La décision des Sages pourrait-elle faire jurisprudence et influencer le cas de Marine Le Pen ? Pour le professeur en droit public à l'université de Toulouse Mathieu Carpentier, la réponse est "non". D'abord, parce que les Sages ne sont pas directement saisis de la question de la conformité à la Constitution de l’exécution provisoire d’une peine d’inéligibilité, telle que définie par l'article 471 du Code de procédure pénale. Les articles de lois visés par la QPC ne concernent que les conseillers municipaux. "Même si le Conseil constitutionnel donne raison au requérant, cela ne concernera [Marine Le Pen] que marginalement", explique le spécialiste à franceinfo, qui a publié une tribune dans Libération à ce sujet.

En effet, en cas de condamnation à une peine d'inéligibilité, même avec exécution provisoire, Marine Le Pen ne serait pas déchue dans l'immédiat de son mandat de députée, car le Conseil constitutionnel, compétent en la matière, ne prononce ce type de sanction qu'une fois les recours épuisés. Le seul effet immédiat d'une telle condamnation serait la perte de son mandat de conseillère départementale du Pas-de-Calais. Théoriquement, la décision du Conseil constitutionnel concernant l'élu mahorais ne pourrait donc avoir des conséquences que sur la déchéance de ce mandat d'élue locale. C'est ce qu'explique à franceinfo un cadre du parti : "On pense que cette décision n'aura pas d'impact pour nous, et qu'on ne pourra rien en tirer pour Marine Le Pen et 2027. Elle ne pourra être utilisée ni dans un sens, ni dans un autre". 

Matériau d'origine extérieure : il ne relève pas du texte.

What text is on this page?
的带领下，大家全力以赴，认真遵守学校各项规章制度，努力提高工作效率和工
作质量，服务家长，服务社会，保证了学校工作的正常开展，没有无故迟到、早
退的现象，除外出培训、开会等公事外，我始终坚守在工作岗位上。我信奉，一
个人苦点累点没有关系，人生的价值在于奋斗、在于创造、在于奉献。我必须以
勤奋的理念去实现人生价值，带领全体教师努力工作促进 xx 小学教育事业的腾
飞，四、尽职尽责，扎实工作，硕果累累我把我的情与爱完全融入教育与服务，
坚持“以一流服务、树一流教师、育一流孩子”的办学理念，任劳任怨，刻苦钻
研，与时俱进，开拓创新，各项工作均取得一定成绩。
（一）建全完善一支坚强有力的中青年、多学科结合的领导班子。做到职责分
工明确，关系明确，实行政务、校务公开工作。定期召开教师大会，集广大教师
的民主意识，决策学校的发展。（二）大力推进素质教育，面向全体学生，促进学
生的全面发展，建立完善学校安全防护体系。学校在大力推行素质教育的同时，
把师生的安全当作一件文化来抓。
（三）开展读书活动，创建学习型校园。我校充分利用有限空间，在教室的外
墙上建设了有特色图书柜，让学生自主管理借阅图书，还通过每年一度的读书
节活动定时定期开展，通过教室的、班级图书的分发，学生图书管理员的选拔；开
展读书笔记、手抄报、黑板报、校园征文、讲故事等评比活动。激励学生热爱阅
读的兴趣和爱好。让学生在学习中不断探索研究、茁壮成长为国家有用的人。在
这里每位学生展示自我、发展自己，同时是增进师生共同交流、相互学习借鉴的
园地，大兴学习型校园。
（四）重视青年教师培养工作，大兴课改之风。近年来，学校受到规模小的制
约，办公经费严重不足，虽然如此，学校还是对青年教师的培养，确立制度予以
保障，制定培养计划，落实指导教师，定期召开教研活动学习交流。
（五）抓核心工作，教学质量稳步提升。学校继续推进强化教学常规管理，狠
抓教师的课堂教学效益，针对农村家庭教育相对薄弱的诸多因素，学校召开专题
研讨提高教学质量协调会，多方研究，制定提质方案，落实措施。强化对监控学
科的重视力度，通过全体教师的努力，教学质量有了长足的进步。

Le risque d'une décision "instrumentalisée"

Les soutiens de la cheffe des députés RN espèrent cependant que les Sages profiteront de l'occasion pour se prononcer plus largement sur le principe de la "liberté de l'électeur". Ils estiment que cette liberté devrait toujours primer sur une décision de justice non définitive. La QPC de l'élu mahorais n'a "pas grand-chose à voir avec le cas de Marine Le Pen", reconnaît le constitutionnaliste Benjamin Morel auprès du Figaro. "Toutefois, cela devrait conduire le Conseil constitutionnel à donner son avis sur le cadre de l’application de l’inéligibilité à titre provisoire."

Plusieurs spécialistes estiment également que l'attention médiatique influera forcément sur la décision du tribunal dans le cas de Marine Le Pen, même s'il est possible que les magistrats aient déjà pris leur décision, puisqu'ils délibèrent depuis quatre mois. "Il y a un retentissement de l'affaire, c'est certain", analyse pour franceinfo Guillaume Tusseau, professeur de droit public à Sciences Po Paris. "Vu que le Conseil constitutionnel se prononce à l'égard de principes généraux et transversaux, qui concernent le droit des électeurs, cela peut avoir un impact sur le questionnement des juges."

Un état de fait dénoncé par Mathieu Carpentier : "Il y a un aspect de prophétie autoréalisatrice, avec une décision instrumentalisée par le RN et les défenseurs de la probité en politique, qui alimente une pression médiatique sur la justice." En cas de réponse favorable à la requête de l'élu mahorais, les représentants du parti d'extrême droite se préparent déjà à expliquer que Marine Le Pen doit échapper à l'exécution provisoire de sa peine, oubliant un peu vite que les deux affaires ne portent juridiquement pas sur le même champ d'application.